The three countries, which will pilot EU policy each for a six-month stint starting with France’s tenure in July, face the challenge of sealing an agreement on the Commission’s climate-energy package.
They also aim to launch talks with a new US administration over global warming and prepare for the Copenhagen UN summit in December 2009 which should hammer out a successor to the Kyoto climate change agreement.
“Our aim is to get a political agreement on the climate-energy package by the end of the year,” France’s ambassador to the Czech Republic, Charles Fries, said at the opening of a conference here organized by the three.
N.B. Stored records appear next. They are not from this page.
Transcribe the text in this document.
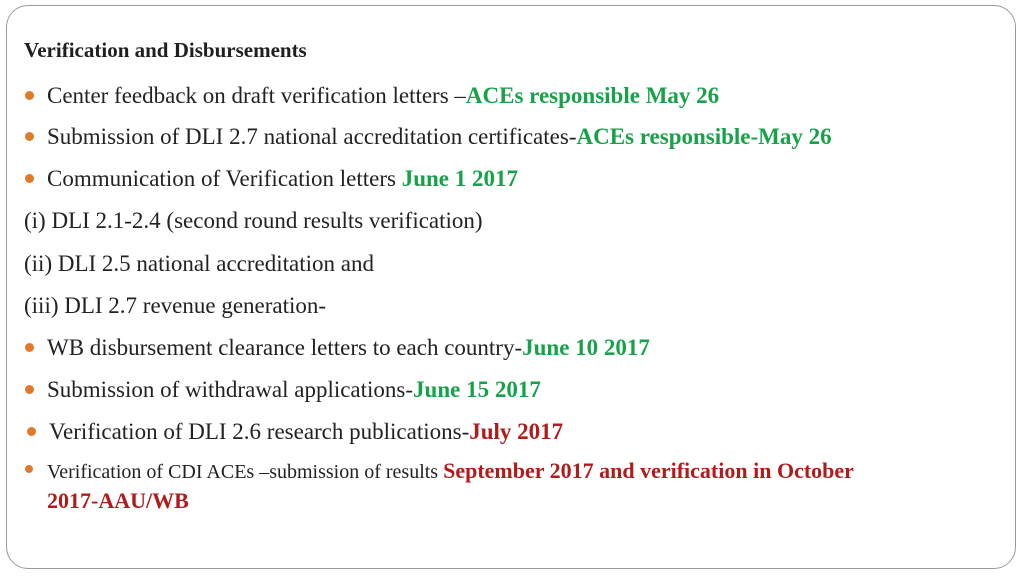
Verification and Disbursements
Center feedback on draft verification letters –ACEs responsible May 26
Submission of DLI 2.7 national accreditation certificates-ACEs responsible-May 26
Communication of Verification letters June 1 2017
(i) DLI 2.1-2.4 (second round results verification)
(ii) DLI 2.5 national accreditation and
(iii) DLI 2.7 revenue generation-
WB disbursement clearance letters to each country-June 10 2017
Submission of withdrawal applications-June 15 2017
Verification of DLI 2.6 research publications-July 2017
Verification of CDI ACEs –submission of results September 2017 and verification in October
2017-AAU/WB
Czech deputy prime minister and environment minister Martin Bursik underlined Prague’s priority of sounding out a new US administration for the EU-US summit in spring next year.
“It will be the Czech Republic, in the name of the EU, that will talk to the US about what agreement on common policies against climate change we are able to reach,” he added.
“That will be important for the Copenhagen conference in 2009,” he added, referring to the talks which, following last year’s Bali summit, will aim to hammer out a global framework for developed and developing countries to combat climate change.
“The overarching aim (of the Swedish presidency) will be for the success of the UN conference in Copenhagen in December 2009 and to reach a new global agreement to reduce greenhouse gas emissions,” echoed the Swedish ambassador to the Czech Republic, Catherine von Heidenstam.
The Czech Republic, together with Sweden, Germany and Denmark, is working on a proposal for EU countries to offer developing countries substantial funds to help them pursue economic growth without adding to the greenhouse gases blamed for climate change, Bursik told AFP.
The idea is that EU countries would voluntarily earmark a substantial part of the revenues raised from national auctions of carbon dioxide pollution permits for developed countries, he explained.
The proposal would be a substitute for a separate EU Commission call for 20 percent of carbon auction revenues to be set aside for such purposes which, according to Bursik, is set to founder on objections from individual states.
The commission proposed sweeping new legislation on energy and climate change in January — its so-called energy-climate package, designed to cut carbon dioxide emissions by 20 percent by 2020, compared to 1990 levels.